Michael held the door when they reached the top. The chopper sounded in the distance as they headed for the gear shack and helipad just beyond. Then Amanda started singing their song to him. She hadn’t done so since they were last together in Abersoch, before that night that the world crumbled at their feet. Halfway through, she screamed again, the sound accompanied by crumbling sounds and metal crashing, and his entire body tensed. They kept moving, but he could see the effect it had on the men in front of him, same as him. Tightening of the whole upper body. It was jarring, terrifying. And this from grown men trained to know better.

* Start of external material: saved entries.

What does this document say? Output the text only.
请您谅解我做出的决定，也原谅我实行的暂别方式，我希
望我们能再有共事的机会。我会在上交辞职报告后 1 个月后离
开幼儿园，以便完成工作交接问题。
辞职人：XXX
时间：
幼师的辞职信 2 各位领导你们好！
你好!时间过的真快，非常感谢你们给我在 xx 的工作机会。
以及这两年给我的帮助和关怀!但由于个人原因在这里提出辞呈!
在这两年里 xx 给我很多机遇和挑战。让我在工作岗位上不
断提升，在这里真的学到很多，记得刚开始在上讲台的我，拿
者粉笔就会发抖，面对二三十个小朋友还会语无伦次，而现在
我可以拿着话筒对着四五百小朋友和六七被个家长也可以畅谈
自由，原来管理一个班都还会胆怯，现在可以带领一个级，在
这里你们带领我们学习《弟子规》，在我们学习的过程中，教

The gear shack was opened ahead of their arrival and everyone filed in to grab rappelling gear, weapons, explosives. Jesus, at this rate who really knew what they needed? It was an anything goes kind of mission. Gregor jumped into the helicopter first, and then thrust his hand out to haul everyone in. Hugh, their pilot, motioned through the noise to grab a headset and hold the fuck on. Trevor, their best navigator, grabbed the maps from Alexander as he climbed aboard and headed straight for Hugh. They were locked, loaded, and ready for takeoff by the time Hugh nodded at the coordinates Trevor showed him on the map.
“Go. Go. Go.”
Lift off.
/> Her location wasn’t brain surgery, not when he knew she’d been on the way to the compound. There was only one satellite that could have been taken out, at the northwest entrance. But where they’d landed in the truck was another story. The mountain range carried for miles—hollows, valleys, and depressions of varying degrees all around. Depending on the topography, however, he knew Amanda wouldn’t have had a view of certain constellations. And armed with that knowledge, he at least had a firm impression of their location—just not how far down they would be. Or what they would find when they got there. Maybe Amanda was right and they had to keep replaying this nightmare until they got it right.

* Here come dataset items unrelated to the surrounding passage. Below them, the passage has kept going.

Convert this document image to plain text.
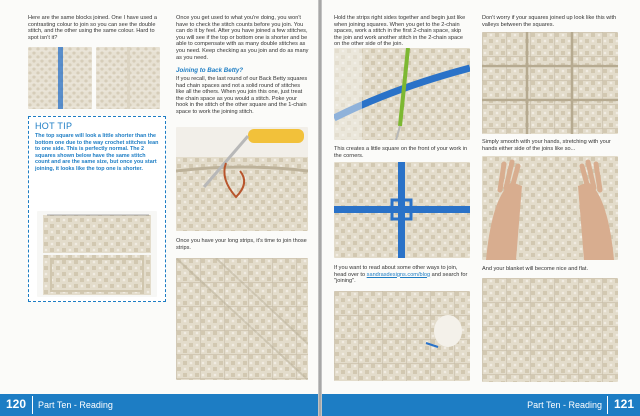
Here are the same blocks joined. One I have used a contrasting colour to join so you can see the double stitch, and the other using the same colour. Hard to spot isn't it?
HOT TIP
The top square will look a little shorter than the bottom one due to the way crochet stitches lean to one side. This is perfectly normal. The 2 squares shown below have the same stitch count and are the same size, but once you start joining, it looks like the top one is shorter.
Once you get used to what you're doing, you won't have to check the stitch counts before you join. You can do it by feel. After you have joined a few stitches, you will see if the top or bottom one is shorter and be able to compensate with as many double stitches as you need. Keep checking as you join and do as many as you need.
Joining to Back Betty?
If you recall, the last round of our Back Betty squares had chain spaces and not a solid round of stitches like all the others. When you join this one, just treat the chain space as you would a stitch. Poke your hook in the stitch of the other square and the 1-chain space to work the joining stitch.
Once you have your long strips, it's time to join those strips.
120 Part Ten - Reading
Hold the strips right sides together and begin just like when joining squares. When you get to the 2-chain spaces, work a stitch in the first 2-chain space, skip the join and work another stitch in the 2-chain space on the other side of the join.
This creates a little square on the front of your work in the corners.
If you want to read about some other ways to join, head over to sandrasdesigns.com/blog and search for "joining".
Don't worry if your squares joined up look like this with valleys between the squares.
Simply smooth with your hands, stretching with your hands either side of the joins like so...
And your blanket will become nice and flat.
Part Ten - Reading 121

They started securing their harnesses, as Evan…Jesus, Evan was getting his tools ready.
“We’re nearly there,” Alexander called behind him to his crew, clocking a familiar copse of trees.
“I can hear you, Alexander,” Amanda said breathlessly.
“I’ve got a visual!” Michael cried at the same time.
“I climbed in front next to Stephen,” Amanda repeated. “The window’s gone, but I think there’s enough room to get him out first.” Bloody hell, he could see them now. Not Amanda. But the truck on its side, driver’s-side up, dangling precariously on the edge of an outcropping, supported by two ancient evergreens from below.
Alexander shook his head accessing the crash site—no, he told himself, landing site. There wasn’t room, or time. He looked at Gregor. They’d both drawn the same conclusion and said “Grab and go” simultaneously. They reconnoitered with the crew, and the two SAR members who had to come along as protocol. Plan in place, Alexander and Gregor informed the SARs this was their job, but then Michael pushed between them and said, “I’ll go with you, Alex.”
Jesus, he’d amassed a loyal retinue. He was about to tell Michael how this was going to go down, when Gregor stepped in and said it for him. “I love you, kid, but this is my job.”